AYM’nin kararı internet içeriklerini kontrolden çıkardı

Avukat Mehmet Enis Teke, 5651 sayılı İnternet Ortamında Yapılan Yayınların Düzenlenmesi ve Bu Yayınlar Yoluyla İşlenen Suçlarla Mücadele Edilmesi Hakkında Kanun’un “İçeriğin yayından çıkarılması ve erişimin engellenmesi” başlıklı 9. maddesinin, Anayasa Mahkemesi’nin 11 Ekim 2023 tarihli kararı ile iptal edildiğini duyurdu. Kararın ardından, söz konusu madde, 10 Ekim 2024 tarihi itibariyle yürürlükten kaldırıldı. Ancak bu süreçte Türkiye Büyük Millet Meclisi (TBMM) tarafından konuya ilişkin herhangi bir yeni yasal düzenleme yapılmadığı için, içerik kaldırma ve erişim engelleme talepleri hukuki dayanağını yitirdi.

SULH CEZA HAKİMLİKLERİ KARAR VEREMİYOR

TBMM’nin bu konuda bir düzenleme yapmaması, kişilik haklarının ihlaline ilişkin taleplerin reddedilmesine yol açtı. Sulh Ceza Hakimlikleri, kendilerine yapılan başvurular hakkında yasal dayanak bulunmadığından başvuruları reddetmek zorunda kalıyor. Avukat Teke’nin açıklamasına göre, internet ortamında paylaşılan ve suç teşkil eden içerikler dahi artık erişimden kaldırılamıyor ve yayında kalmaya devam ediyor.

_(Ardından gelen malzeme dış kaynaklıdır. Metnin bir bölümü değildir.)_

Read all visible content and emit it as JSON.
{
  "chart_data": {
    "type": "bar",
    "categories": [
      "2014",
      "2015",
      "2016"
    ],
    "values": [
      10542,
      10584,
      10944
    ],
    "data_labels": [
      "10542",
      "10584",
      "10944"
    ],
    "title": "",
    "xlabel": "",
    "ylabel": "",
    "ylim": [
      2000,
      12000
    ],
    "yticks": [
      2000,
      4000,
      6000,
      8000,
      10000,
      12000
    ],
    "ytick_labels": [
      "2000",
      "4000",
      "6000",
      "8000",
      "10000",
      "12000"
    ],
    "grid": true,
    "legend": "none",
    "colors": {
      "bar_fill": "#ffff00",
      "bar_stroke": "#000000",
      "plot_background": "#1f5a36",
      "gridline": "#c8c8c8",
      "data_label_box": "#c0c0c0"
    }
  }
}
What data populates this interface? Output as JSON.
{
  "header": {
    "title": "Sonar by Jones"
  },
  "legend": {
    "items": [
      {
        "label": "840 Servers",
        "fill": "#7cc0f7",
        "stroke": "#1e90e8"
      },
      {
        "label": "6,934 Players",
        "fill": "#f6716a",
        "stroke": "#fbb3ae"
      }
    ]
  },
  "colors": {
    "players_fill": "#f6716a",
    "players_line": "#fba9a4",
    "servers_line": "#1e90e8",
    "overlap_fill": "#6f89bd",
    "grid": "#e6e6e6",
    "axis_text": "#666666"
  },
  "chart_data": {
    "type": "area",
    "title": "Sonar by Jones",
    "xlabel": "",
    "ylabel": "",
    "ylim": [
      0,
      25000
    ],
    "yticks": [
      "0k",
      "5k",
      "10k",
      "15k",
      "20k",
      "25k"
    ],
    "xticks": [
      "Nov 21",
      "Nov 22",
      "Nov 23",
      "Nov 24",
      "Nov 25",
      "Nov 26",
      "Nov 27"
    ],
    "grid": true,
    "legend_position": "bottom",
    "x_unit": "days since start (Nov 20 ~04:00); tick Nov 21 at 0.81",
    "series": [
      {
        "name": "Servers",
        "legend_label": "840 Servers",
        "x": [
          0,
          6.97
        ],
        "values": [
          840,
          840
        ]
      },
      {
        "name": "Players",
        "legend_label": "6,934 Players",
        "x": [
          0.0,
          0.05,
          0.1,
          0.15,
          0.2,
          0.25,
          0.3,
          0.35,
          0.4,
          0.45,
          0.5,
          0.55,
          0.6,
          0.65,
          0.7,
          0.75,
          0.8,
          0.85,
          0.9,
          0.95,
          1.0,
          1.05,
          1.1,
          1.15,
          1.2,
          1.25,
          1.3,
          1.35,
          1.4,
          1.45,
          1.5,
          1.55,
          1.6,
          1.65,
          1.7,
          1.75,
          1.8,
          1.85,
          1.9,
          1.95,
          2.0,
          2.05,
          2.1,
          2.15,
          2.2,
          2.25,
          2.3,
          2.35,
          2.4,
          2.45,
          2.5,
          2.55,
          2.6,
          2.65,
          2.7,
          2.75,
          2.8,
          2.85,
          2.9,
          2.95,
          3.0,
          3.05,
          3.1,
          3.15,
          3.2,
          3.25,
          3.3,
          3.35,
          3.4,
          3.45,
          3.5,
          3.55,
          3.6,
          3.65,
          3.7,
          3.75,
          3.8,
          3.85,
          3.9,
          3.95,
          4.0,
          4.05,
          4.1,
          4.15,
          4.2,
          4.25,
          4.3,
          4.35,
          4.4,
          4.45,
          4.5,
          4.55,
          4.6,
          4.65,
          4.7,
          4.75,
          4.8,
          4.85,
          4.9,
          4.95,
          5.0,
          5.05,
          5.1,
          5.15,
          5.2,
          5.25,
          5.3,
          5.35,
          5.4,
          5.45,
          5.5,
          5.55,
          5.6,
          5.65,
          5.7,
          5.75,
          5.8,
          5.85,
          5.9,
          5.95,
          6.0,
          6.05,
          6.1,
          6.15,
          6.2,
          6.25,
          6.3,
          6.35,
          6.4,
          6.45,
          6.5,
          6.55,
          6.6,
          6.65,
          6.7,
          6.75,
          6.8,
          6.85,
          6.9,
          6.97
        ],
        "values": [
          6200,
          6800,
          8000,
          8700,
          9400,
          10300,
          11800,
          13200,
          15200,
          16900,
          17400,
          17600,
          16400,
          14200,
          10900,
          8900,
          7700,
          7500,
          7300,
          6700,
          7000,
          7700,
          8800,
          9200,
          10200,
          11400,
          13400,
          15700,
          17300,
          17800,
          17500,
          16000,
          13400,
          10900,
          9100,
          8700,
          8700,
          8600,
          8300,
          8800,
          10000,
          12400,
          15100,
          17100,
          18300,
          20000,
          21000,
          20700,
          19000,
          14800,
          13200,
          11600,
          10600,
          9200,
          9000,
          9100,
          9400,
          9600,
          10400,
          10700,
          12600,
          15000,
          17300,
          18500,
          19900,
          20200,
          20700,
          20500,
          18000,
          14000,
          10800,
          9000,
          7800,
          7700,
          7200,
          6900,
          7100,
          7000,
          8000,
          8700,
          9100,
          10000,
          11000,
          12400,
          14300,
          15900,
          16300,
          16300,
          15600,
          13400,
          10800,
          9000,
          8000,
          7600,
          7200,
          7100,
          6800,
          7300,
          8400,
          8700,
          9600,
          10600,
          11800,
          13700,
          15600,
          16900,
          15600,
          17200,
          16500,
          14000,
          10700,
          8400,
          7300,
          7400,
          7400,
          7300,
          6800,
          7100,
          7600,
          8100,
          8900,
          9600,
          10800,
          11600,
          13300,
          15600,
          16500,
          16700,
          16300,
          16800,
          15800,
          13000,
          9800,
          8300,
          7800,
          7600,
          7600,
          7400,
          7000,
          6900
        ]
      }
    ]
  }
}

ANAYASA MAHKEMESİ’NİN İPTAL GEREKÇESİ

Anayasa Mahkemesi, iptal gerekçesinde sulh ceza hakimliklerinin çelişmeli yargılama ilkesini ihlal ettiğine ve yeterli delil incelemesi yapmadan karar verdiklerine dikkat çekti. Ayrıca, erişim engelleme taleplerinin gecikmesi durumunda doğabilecek olumsuzlukların yeterince ortaya konulmadığını ve bu uygulamanın ifade özgürlüğü ile toplumun haber alma hakkını kısıtladığını belirtti. Mahkeme, çatışan haklar arasında adil bir denge sağlanamadığına vurgu yaptı.

YASAL DÜZENLEME EKSİKLİĞİ MAĞDURİYET YARATIYOR

TBMM’nin yeni bir yasal düzenleme yapmaması, kişilik hakları ihlal edilen bireylerin mağdur olmasına neden oluyor. Avukat Mehmet Enis Teke, kişilik haklarına saldırıya uğrayan kişilerin hukuki korumadan yoksun bırakıldığını vurguladı. Bu durum, özellikle lekelenmeme hakkı, masumiyet karinesi, unutulma hakkı ve gerçek haber alma hürriyetine ilişkin hakların ihlal edilmesi sonucunu doğuruyor. Teke, kişilik hakkı ihlallerinin önlenmesinin hukuk devleti olmanın bir gereği olduğunu ifade etti.

DEVLETE TAZMİN SORUMLULUĞU DOĞABİLİR

Yasal düzenleme yapılmaması halinde, kişilerin temel hak ve hürriyetlerini korumakta yetersiz kalınabileceğine dikkat çeken Avukat Teke, mağdur kalan gerçek ve tüzel kişilerin Anayasa’nın 40. maddesi uyarınca Devlet’in tazmin sorumluluğuna başvurabileceklerini belirtti. Teke, kişilerin haklarının korunması için acilen yasal bir düzenleme yapılmasının önemine vurgu yaptı.